Some of this code runs in autocommit mode by runners but other times it still happens in a big transaction. I've mentioned that all of this needs to be move to the job queue. A quick work around would be to not use GET_LOCK for web requests or to use some MW transaction hook to push this all post-COMMIT for web requests.
Change 157040 had a related patch set uploaded by Aaron Schulz: Avoid GET_LOCK in non-autocommit mode https://gerrit.wikimedia.org/r/157040
A bit off topic, sorry... (In reply to Aaron Schulz from comment #1) > I've mentioned that all of this needs to > be move to the job queue. Using the job queue however can be disruptive sometimes when it gets in the way of editing, as I think bug 69669 may show (panic for some minutes while a translation-admin-related action was being completed). It would be nice to have a write-up of what should be moved to the job queue, but also of what actions should be high priority in the job queue.

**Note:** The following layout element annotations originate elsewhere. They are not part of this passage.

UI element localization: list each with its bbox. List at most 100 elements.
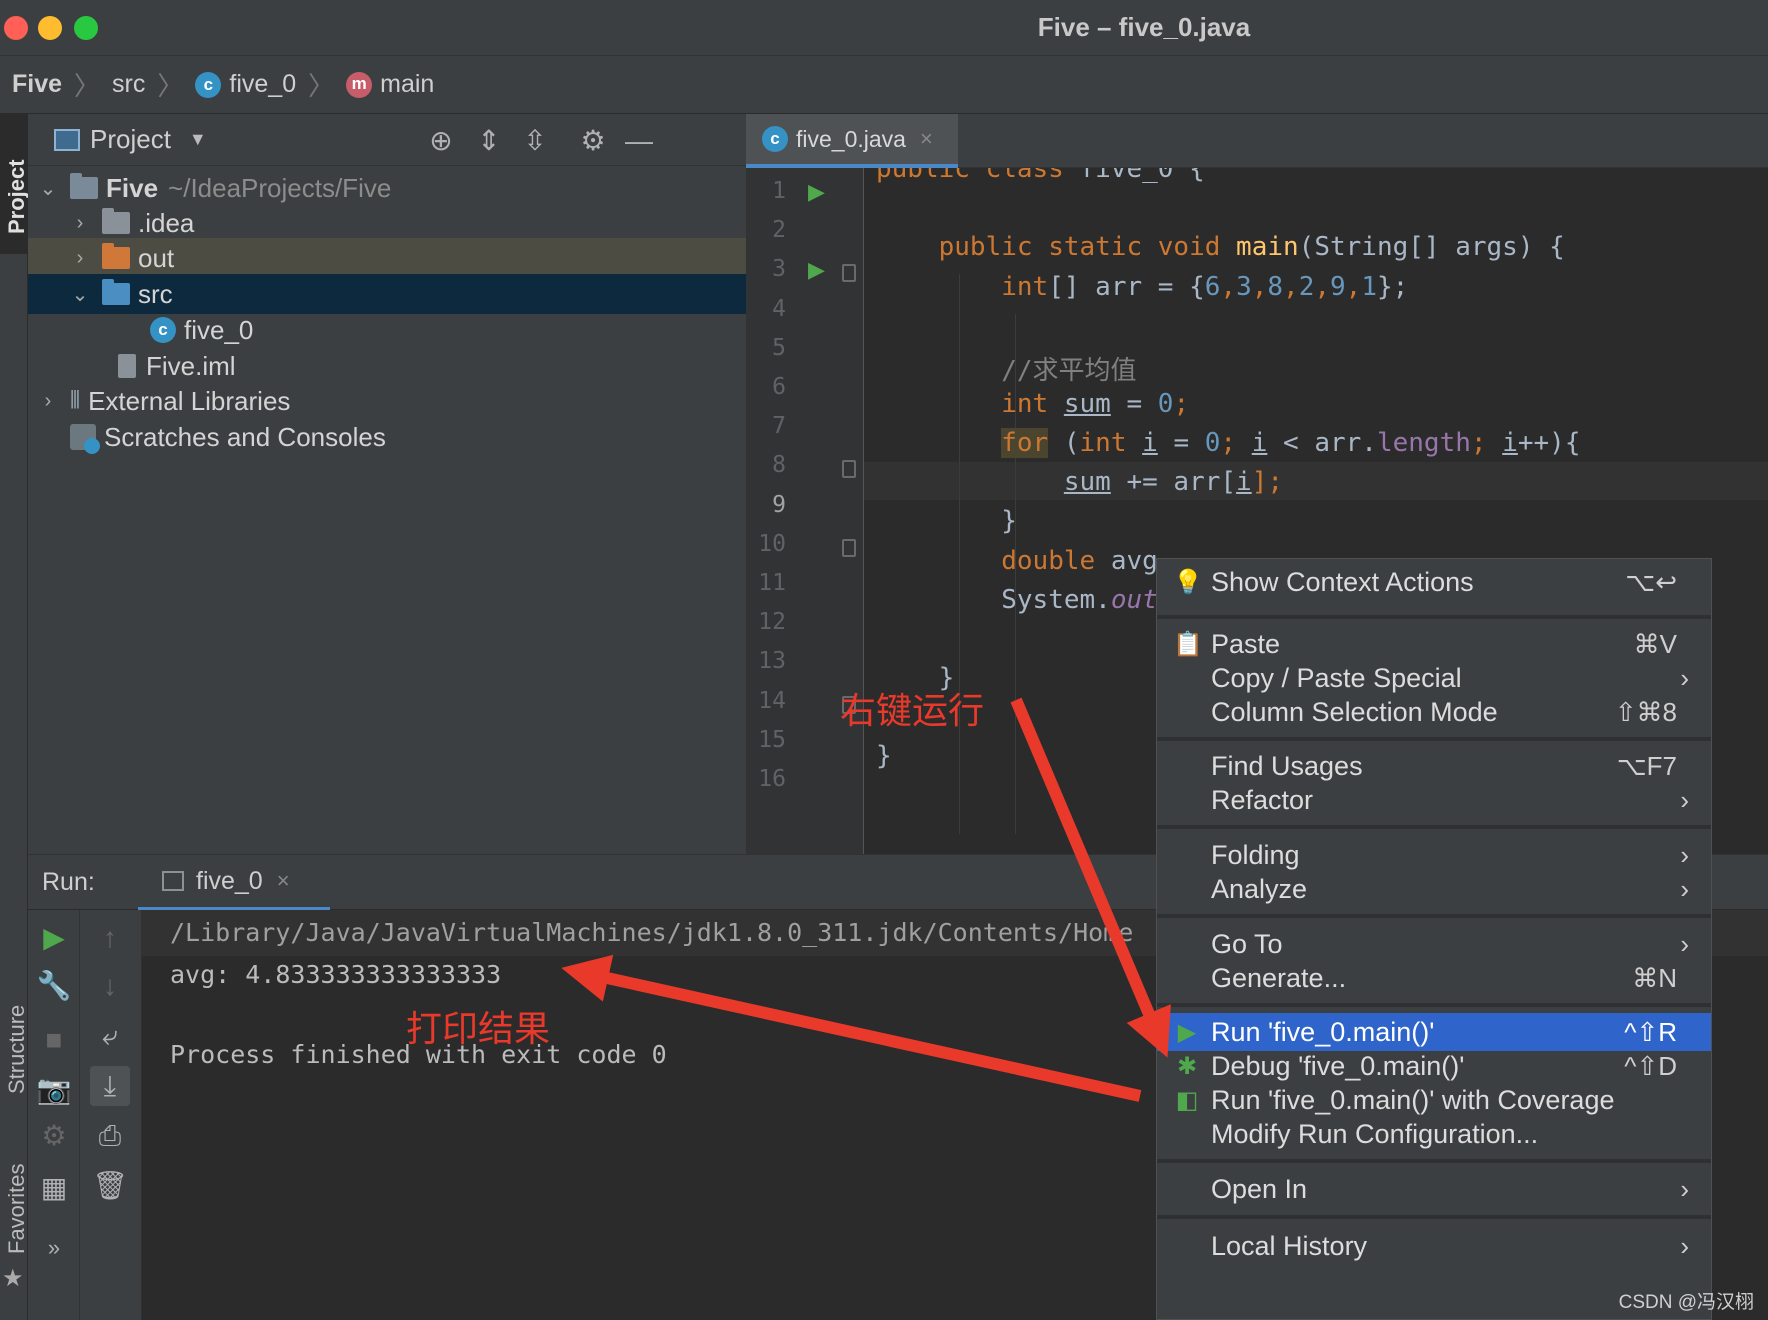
tree-item-external-libraries[interactable]: › ⫴ External Libraries [28,381,746,421]
menu-item-go-to[interactable]: Go To › [1157,925,1711,963]
run-panel-label: Run: [42,867,95,896]
editor-tab-bar: c five_0.java × [746,114,1768,168]
line-number: 4 [772,295,786,322]
chevron-right-icon: › [1680,1173,1689,1204]
breadcrumb-separator-icon: 〉 [74,71,101,101]
line-number: 16 [758,766,786,792]
chevron-down-icon[interactable]: ▼ [189,129,207,150]
chevron-right-icon[interactable]: › [70,212,90,235]
menu-separator [1157,1003,1711,1007]
breadcrumb-src[interactable]: src [112,70,145,99]
favorites-tool-label[interactable]: Favorites [4,1164,30,1254]
menu-item-run-main[interactable]: ▶ Run 'five_0.main()' ^⇧R [1157,1013,1711,1051]
menu-item-show-context-actions[interactable]: 💡 Show Context Actions ⌥↩ [1157,563,1711,601]
wrench-icon[interactable]: 🔧 [34,966,74,1006]
fold-icon[interactable] [842,538,856,557]
more-icon[interactable]: » [34,1228,74,1268]
tree-item-scratches[interactable]: Scratches and Consoles [28,417,746,457]
project-view-selector[interactable]: Project [90,124,171,155]
tab-five-0-java[interactable]: c five_0.java × [746,114,958,168]
soft-wrap-icon[interactable]: ⤶ [90,1016,130,1056]
settings-icon[interactable]: ⚙ [34,1116,74,1156]
clipboard-icon: 📋 [1173,630,1203,658]
expand-all-icon[interactable]: ⇕ [474,126,504,156]
code-line-3: public static void main(String[] args) { [938,232,1565,262]
chevron-right-icon: › [1680,662,1689,693]
close-icon[interactable]: × [277,868,290,894]
breadcrumb-method[interactable]: m main [346,70,434,99]
menu-item-column-selection-mode[interactable]: Column Selection Mode ⇧⌘8 [1157,693,1711,731]
tree-item-idea[interactable]: › .idea [28,203,746,243]
chevron-down-icon[interactable]: ⌄ [38,176,58,201]
chevron-down-icon[interactable]: ⌄ [70,282,90,307]
close-icon[interactable]: × [920,126,933,152]
tree-item-root[interactable]: ⌄ Five ~/IdeaProjects/Five [28,168,746,208]
menu-item-run-with-coverage[interactable]: ◧ Run 'five_0.main()' with Coverage [1157,1081,1711,1119]
left-tool-strip: Project Structure Favorites ★ [0,114,30,1320]
breadcrumb-class[interactable]: c five_0 [195,70,296,99]
tree-item-class[interactable]: c five_0 [28,310,746,350]
project-folder-icon [70,173,98,199]
tree-item-iml[interactable]: Five.iml [28,346,746,386]
gear-icon[interactable]: ⚙ [578,126,608,156]
fold-icon[interactable] [842,460,856,479]
line-number: 13 [758,648,786,675]
menu-item-modify-run-configuration[interactable]: Modify Run Configuration... [1157,1115,1711,1153]
line-number: 7 [772,413,786,440]
star-icon: ★ [2,1265,24,1292]
project-panel-header: Project ▼ ⊕ ⇕ ⇳ ⚙ — [28,114,746,166]
layout-icon[interactable]: ▦ [34,1168,74,1208]
console-line-command: /Library/Java/JavaVirtualMachines/jdk1.8… [170,918,1134,947]
trash-icon[interactable]: 🗑 [90,1166,130,1206]
tab-label: five_0.java [796,125,906,152]
structure-tool-label[interactable]: Structure [4,1005,30,1094]
menu-item-debug-main[interactable]: ✱ Debug 'five_0.main()' ^⇧D [1157,1047,1711,1085]
menu-item-copy-paste-special[interactable]: Copy / Paste Special › [1157,659,1711,697]
line-number: 8 [772,452,786,479]
scratches-icon [70,424,100,454]
source-folder-icon [102,279,130,305]
menu-item-analyze[interactable]: Analyze › [1157,870,1711,908]
menu-item-find-usages[interactable]: Find Usages ⌥F7 [1157,747,1711,785]
arrow-down-icon[interactable]: ↓ [90,966,130,1006]
print-icon[interactable]: ⎙ [90,1116,130,1156]
menu-item-generate[interactable]: Generate... ⌘N [1157,959,1711,997]
stop-icon[interactable]: ■ [34,1020,74,1060]
menu-item-local-history[interactable]: Local History › [1157,1227,1711,1265]
run-gutter-icon[interactable]: ▶ [808,180,832,204]
code-line-1: public class five_0 { [876,168,1205,184]
camera-icon[interactable]: 📷 [34,1070,74,1110]
library-icon: ⫴ [70,387,81,414]
context-menu: 💡 Show Context Actions ⌥↩ 📋 Paste ⌘V Cop… [1156,558,1712,1320]
tree-item-src[interactable]: ⌄ src [28,274,746,314]
scroll-to-end-icon[interactable]: ⤓ [90,1066,130,1106]
arrow-up-icon[interactable]: ↑ [90,918,130,958]
menu-item-open-in[interactable]: Open In › [1157,1170,1711,1208]
breadcrumb-separator-icon: 〉 [157,71,184,101]
hide-panel-icon[interactable]: — [624,126,654,156]
locate-icon[interactable]: ⊕ [426,126,456,156]
code-line-4: int[] arr = {6,3,8,2,9,1}; [1001,272,1409,302]
fold-icon[interactable] [842,264,856,283]
project-tool-button[interactable]: Project [0,114,29,254]
menu-separator [1157,737,1711,741]
chevron-right-icon[interactable]: › [38,390,58,413]
code-line-12: System.out [1001,585,1158,615]
breadcrumb-project[interactable]: Five [12,70,62,99]
project-view-icon [54,128,80,151]
method-icon: m [346,71,373,98]
run-gutter-icon[interactable]: ▶ [808,258,832,282]
tree-item-out[interactable]: › out [28,238,746,278]
collapse-all-icon[interactable]: ⇳ [520,126,550,156]
run-tab-five-0[interactable]: five_0 × [138,855,330,911]
menu-item-refactor[interactable]: Refactor › [1157,781,1711,819]
tree-item-label: Five [106,172,159,203]
code-line-7: int sum = 0; [1001,389,1190,419]
code-line-10: } [1001,506,1017,536]
menu-item-paste[interactable]: 📋 Paste ⌘V [1157,625,1711,663]
rerun-icon[interactable]: ▶ [34,918,74,958]
chevron-right-icon[interactable]: › [70,247,90,270]
menu-item-folding[interactable]: Folding › [1157,836,1711,874]
project-panel: Project ▼ ⊕ ⇕ ⇳ ⚙ — ⌄ Five ~/IdeaProject… [28,114,746,854]
menu-separator [1157,615,1711,619]
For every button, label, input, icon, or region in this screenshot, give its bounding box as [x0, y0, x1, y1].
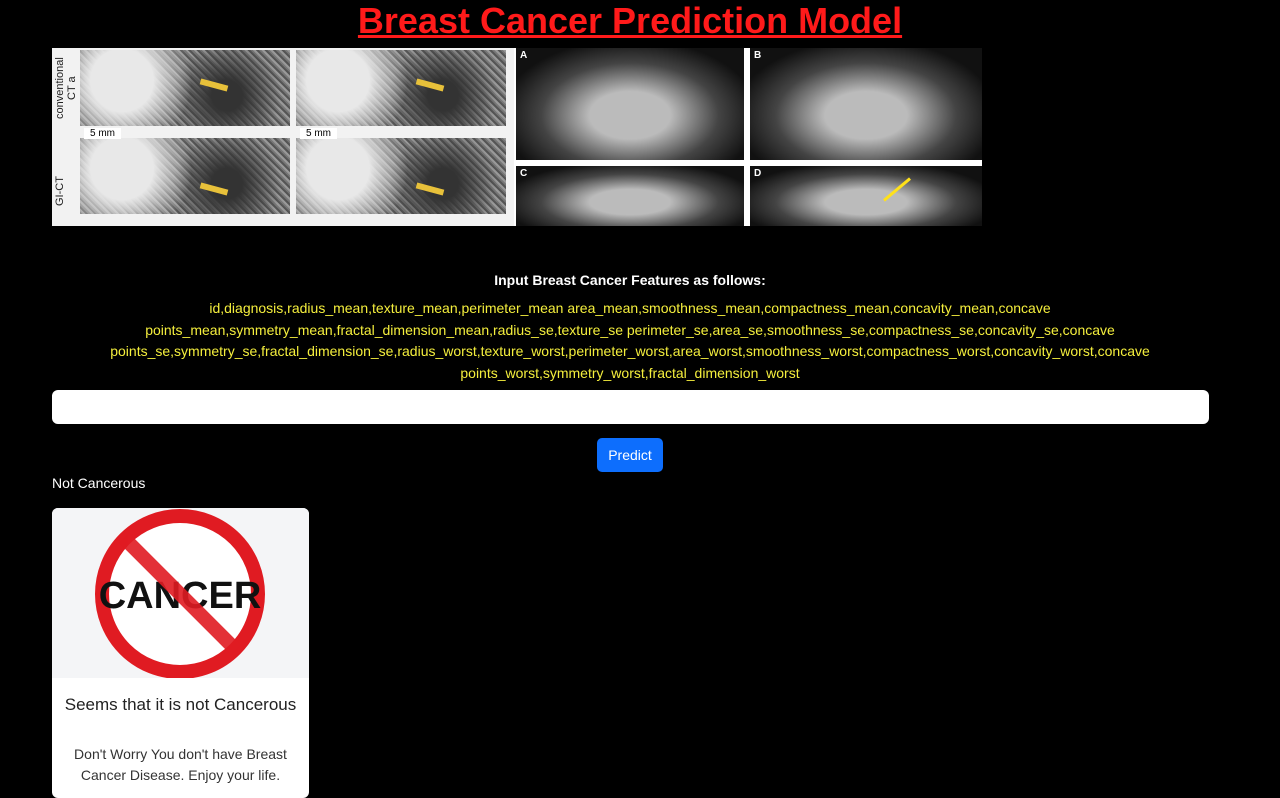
predict-button[interactable]: Predict — [597, 438, 663, 472]
ct-tile — [80, 50, 290, 126]
panel-letter: C — [520, 168, 528, 179]
ct-tile — [296, 138, 506, 214]
scale-label: 5 mm — [300, 128, 337, 139]
mammogram-image: D — [750, 166, 982, 226]
card-title: Seems that it is not Cancerous — [64, 695, 297, 714]
panel-letter: B — [754, 50, 762, 61]
mammogram-image: C — [516, 166, 744, 226]
result-card: CANCER Seems that it is not Cancerous Do… — [52, 508, 309, 798]
panel-letter: A — [520, 50, 528, 61]
no-cancer-sign-icon: CANCER — [95, 509, 265, 679]
features-input[interactable] — [52, 390, 1209, 424]
ct-label-conventional: conventional CT a — [54, 57, 78, 119]
mammogram-image: A — [516, 48, 744, 160]
feature-list-text: id,diagnosis,radius_mean,texture_mean,pe… — [110, 300, 1150, 381]
scan-images-banner: conventional CT a GI-CT 5 mm 5 mm A B C … — [52, 48, 982, 226]
panel-letter: D — [754, 168, 762, 179]
no-cancer-image: CANCER — [52, 508, 309, 679]
mammogram-image: B — [750, 48, 982, 160]
card-text: Don't Worry You don't have Breast Cancer… — [74, 746, 287, 783]
mammogram-panel: A B C D — [516, 48, 982, 226]
ct-label-gict: GI-CT — [54, 176, 66, 206]
input-heading: Input Breast Cancer Features as follows: — [494, 272, 766, 288]
ct-tile — [80, 138, 290, 214]
scale-label: 5 mm — [84, 128, 121, 139]
page-title: Breast Cancer Prediction Model — [357, 0, 903, 41]
ct-scan-panel: conventional CT a GI-CT 5 mm 5 mm — [52, 48, 514, 226]
ct-tile — [296, 50, 506, 126]
prediction-result: Not Cancerous — [52, 475, 146, 491]
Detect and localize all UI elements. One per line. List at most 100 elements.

(In reply to Nemo from comment #3) > A bit off topic, sorry... > > (In reply to Aaron Schulz from comment #1) > > I've mentioned that all of this needs to > > be move to the job queue. > > Using the job queue however can be disruptive sometimes when it gets in the > way of editing, as I think bug 69669 may show (panic for some minutes while > a translation-admin-related action was being completed). It would be nice to > have a write-up of what should be moved to the job queue, but also of what > actions should be high priority in the job queue. If the problem is responsiveness, then it can always go into a small dedicated job loop in jobrunner.conf.erb.
Change 157040 merged by jenkins-bot: Avoid GET_LOCK in non-autocommit mode https://gerrit.wikimedia.org/r/157040
All patches mentioned in this report were merged or abandoned - is there more work left to do here (if yes: please reset the bug report status to NEW or ASSIGNED), or can you close this ticket as RESOLVED FIXED?